Data storage problem#

Microscopy experiments can generate significant amount of data that needs to be archived and preserved often for years. Sometimes it takes long time to process the data, or to collect the whole datasets, and even longer to prepare data for publication. Re-analysis often required in the process of writing the research paper or addressing the review process. Even modest datasets can occupy 100s of gigabytes. We have discussed data storage previously, mainly focussing on three solutions:

  • cloud-based data storage

  • local, server-based solutions

  • institute data storage

Local storage#

Cloud is someone else’s computer#

“Cloud” is used as a general term for computer infrastructure with convenient interfacing that is maintained by someone else. Dropbox or Google Drive are one of the most user-friendly examples. While these systems provide affordable and reliable solutions it is important to remember that “cloud” is nothing more than a network-attached computers and have limitations inherent to every computer system. It can have downtime or long outages; it depends on your network connectivity; data can be accessed by others without permission; it can take long time to upload or download large datasets. You should acknowledge these risks and either just accepts potential issues or build redundant systems, such as local primary storage (in your lab) with cloud back-ups.

Data compression#

In order to decrease costs associated with storing data, and to speed up data transfer (for example, between collaborators) data compression can be utilized.

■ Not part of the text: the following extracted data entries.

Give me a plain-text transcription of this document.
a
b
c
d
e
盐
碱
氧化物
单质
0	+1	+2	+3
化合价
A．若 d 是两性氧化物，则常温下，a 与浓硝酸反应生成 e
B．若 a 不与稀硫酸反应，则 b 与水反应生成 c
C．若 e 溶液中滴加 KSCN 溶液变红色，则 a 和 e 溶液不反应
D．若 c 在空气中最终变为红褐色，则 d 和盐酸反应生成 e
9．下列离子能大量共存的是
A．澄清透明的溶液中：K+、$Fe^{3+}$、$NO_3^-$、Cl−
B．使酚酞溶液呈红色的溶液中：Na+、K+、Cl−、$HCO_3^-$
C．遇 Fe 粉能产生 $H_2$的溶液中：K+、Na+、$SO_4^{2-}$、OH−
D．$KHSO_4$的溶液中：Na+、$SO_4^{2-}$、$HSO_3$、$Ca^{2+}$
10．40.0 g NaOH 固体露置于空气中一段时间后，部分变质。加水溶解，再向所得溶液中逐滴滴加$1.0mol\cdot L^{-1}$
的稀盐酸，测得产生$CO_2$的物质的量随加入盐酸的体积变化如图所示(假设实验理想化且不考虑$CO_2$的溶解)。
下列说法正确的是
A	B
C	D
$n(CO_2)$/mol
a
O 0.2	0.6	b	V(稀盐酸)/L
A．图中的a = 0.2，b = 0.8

Compression uses statistical algorithms to decrease amount of space required to store the same amount of information. For example, if image is 2048x2048 black (value 0) pixels at 16 bit (8MB), it can be compressed to binary data (0.5MB) without any losses. When datasets are more complex, compression can be performed with lower efficiency but following the same principles. Compression requires knowledge of specific algorithm that was used to compress data so that de-compression can be performed. Microscopy images can be compressed without losses with up to 3x compression ratio. There are examples (such as JetRaw) that use specific camera/microscope performance data to perform lossy compression and provide plugins for ImageJ to perform de-compression. Algorithms with highest compression ratio usually have lower compression/decompression speed.